What Is A Varistor?

A portmanteau of variable resistors, the varistor is the active semiconductor in many surge protection devices that stops power surges. It is a voltage-dependent resistor (VDR), meaning it operates in a non-conducive (or standby) mode until a higher than normal flow of electricity passes through it.

The higher the voltage entering the varistor the less resistance the varistor has to current flow and vice versa.

The type of varistor used in surge protectors is a Metal Oxide Varistor (or MOV). It looks like a small, colored ceramic disc with two needle-like prongs used as plugs. The ceramic shell houses tiny grains of zinc and other oxides clasped between two plates (which act as electrodes) to create what is called a diode through which current is allowed to flow in one direction only.

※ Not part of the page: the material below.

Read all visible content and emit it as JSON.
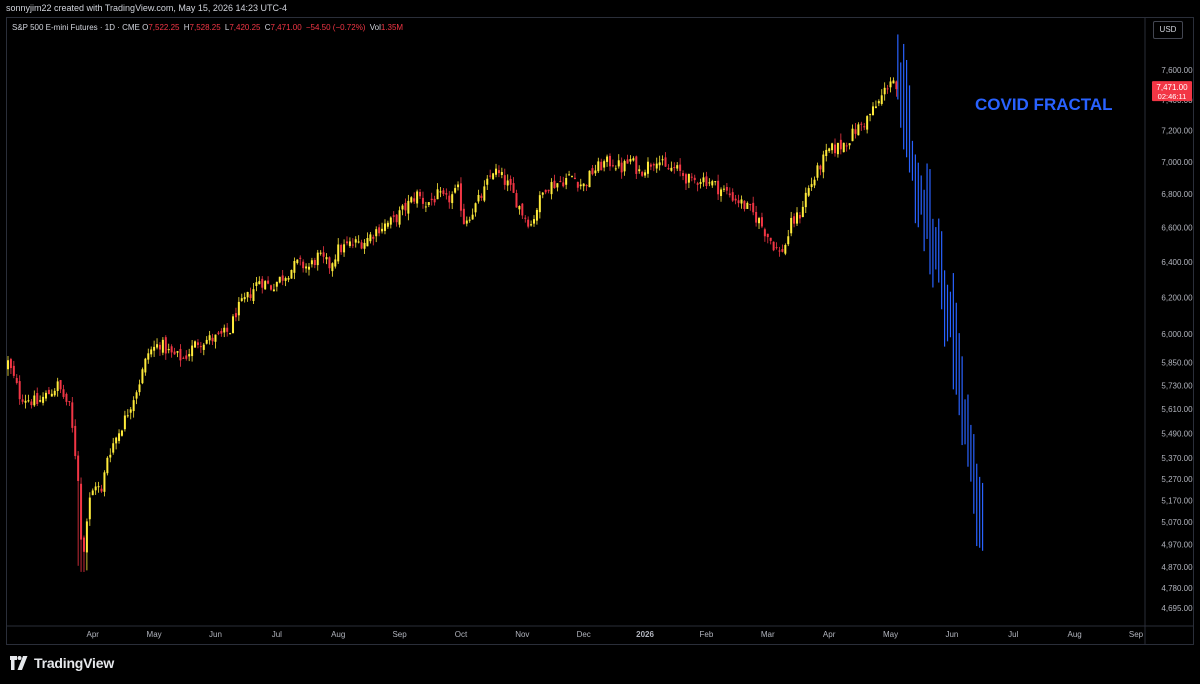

During a surge, the varistor heats to a point where it is switches to a highly conducive state (meaning it turns on) and the direction of current changes (clamps) to the direction of the ground area. This response time is instant, less than a nanosecond.

The change in power flow is dependent on the amount of surge power entering the MOV. So, regular current will continue on to power your electronics, but excess will be drawn into the MOV and redirected to the grounding area once the amount of current exceeds normal levels. This is referred to as clamping voltage.

Once the threat of surge power has ebbed, the varistor cools and returns to its non-conducive state.

The only problem with varistor technology is that each surge will degrade its ability to suppress a surge and eventually the semiconductor will fail to respond. In addition, the lifespan of a MOV, which is measured by its joule rating, varies so true value is indeterminable.

The delayed degradation depends on how quickly the MOV can disperse excess heat and return to a normal temperature. Several factors contribute to this, environment being number one.

In a perfect scenario the MOV will never encounter a surge and will therefore retain its effectiveness indefinitely. However, surges are common in every household and so the next best combatant to slow degradation has been for manufacturers to install up to three metal oxide varistors in a single device.

Other factors include design of the surge protector in which the varitors are encased and how well varistor manufacturers construct their product.

What you, the consumer, can do to lengthen a surge protector’s lifespan is to keep your device in as well ventilated an area as you can.

Nonetheless, if you live in an area where electrical storms are prevalent, the lifespan of your MOV-based surge protection device may be shortened.

As a side note, if you’ve ever wondered why some surge protector manufacturers charge high dollar for MOV-based devices, this should make you wonder even more: A standard MOV costs somewhere in the neighborhood of 50 cents.

While some would argue you get what you pay for, quality cannot always be measured by how expensive something is.